The double integral( without limits) becomes 2^.5∫∫xz d_yd_z ->

2^.5∫∫5z - yz d_yd_z

I am not sure where to go from here. If I convert to polar coordinates I only have one variable that is changing - θ

Additionally I am not sure how jacobians figure into surface integrals.

I am asking for help understanding this problem - validating that I am approaching it correctly.
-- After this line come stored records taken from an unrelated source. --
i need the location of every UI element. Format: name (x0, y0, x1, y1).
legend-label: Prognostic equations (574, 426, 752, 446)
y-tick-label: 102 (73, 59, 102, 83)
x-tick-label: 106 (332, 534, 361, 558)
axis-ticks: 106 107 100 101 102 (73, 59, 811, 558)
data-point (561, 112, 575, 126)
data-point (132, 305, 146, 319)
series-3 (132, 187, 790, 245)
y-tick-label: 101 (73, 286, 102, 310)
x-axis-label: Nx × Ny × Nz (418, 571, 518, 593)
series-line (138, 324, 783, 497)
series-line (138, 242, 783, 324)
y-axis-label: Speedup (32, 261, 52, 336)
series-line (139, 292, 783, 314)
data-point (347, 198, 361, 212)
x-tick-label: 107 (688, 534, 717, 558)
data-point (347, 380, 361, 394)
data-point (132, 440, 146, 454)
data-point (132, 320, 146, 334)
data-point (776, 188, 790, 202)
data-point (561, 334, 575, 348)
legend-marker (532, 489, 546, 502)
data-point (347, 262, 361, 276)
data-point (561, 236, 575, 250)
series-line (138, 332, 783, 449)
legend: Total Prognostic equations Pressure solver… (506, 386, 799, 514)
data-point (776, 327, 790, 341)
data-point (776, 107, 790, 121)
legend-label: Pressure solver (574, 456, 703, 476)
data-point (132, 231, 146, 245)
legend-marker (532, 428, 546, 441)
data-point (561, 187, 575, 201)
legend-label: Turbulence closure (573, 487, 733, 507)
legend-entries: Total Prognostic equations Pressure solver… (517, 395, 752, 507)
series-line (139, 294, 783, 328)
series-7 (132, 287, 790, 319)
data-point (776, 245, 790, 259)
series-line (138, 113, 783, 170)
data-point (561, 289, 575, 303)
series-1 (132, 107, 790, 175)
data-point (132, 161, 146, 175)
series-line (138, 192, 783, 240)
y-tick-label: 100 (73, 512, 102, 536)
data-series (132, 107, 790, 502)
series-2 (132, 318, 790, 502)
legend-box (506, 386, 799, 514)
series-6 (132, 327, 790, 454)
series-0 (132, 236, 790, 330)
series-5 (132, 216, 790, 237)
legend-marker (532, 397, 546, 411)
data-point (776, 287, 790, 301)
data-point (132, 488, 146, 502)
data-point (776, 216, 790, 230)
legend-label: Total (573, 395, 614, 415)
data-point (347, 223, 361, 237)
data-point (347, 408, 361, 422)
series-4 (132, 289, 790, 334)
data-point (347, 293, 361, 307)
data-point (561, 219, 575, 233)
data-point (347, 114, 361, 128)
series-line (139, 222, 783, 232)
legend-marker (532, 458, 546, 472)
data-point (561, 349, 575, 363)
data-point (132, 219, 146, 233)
I also don't know how to parametrize and solve S3 (not that I am sure of my parametrizations for S1 or S2).

Thanks

 

[member 428835]

why are you not using polar coordinates for the entire problem?

 

[member 428835]

I have a question - do I need to apply a jacobian or something similar because I changed variables from z to θ?

nope. you are thinking of $dA$, in which case you would need the $r$ as a jacobian. however, your formula directs you to use $dS$, a parametized length, so don't worry about the jacobian.

 

[member 428835]

I am not sure what r is supposed to be but I guessed r = <5-y,y,z>

well, it seems ideal to use polar coordinates, right? thus if the "top" plane is $x + y = 5$, should we use coordinates, say $x=r\cos\theta, y=r\sin\theta$? only remember, our coordinate system isn't around the z axis, its around the x-axis, so some slight modification should be used, which it seems you are aware of.

so now, we should have $$\vec{r}=f(x,y,z)\hat{i}+r\cos\theta\hat{j} +r\sin\theta\hat{k}$$ and i think ${f}=x=5-y=5-r\cos\theta$ now perhaps integrate over this flat surface through $r$ and $\theta$ (after taking that messy cross product)

you of course know when i use $r$ i speak of radius and $\vec{r}$ is in reference to your adopted r notation.

 

[member 428835]

let me know if this doesn't make sense, but i think it's clear.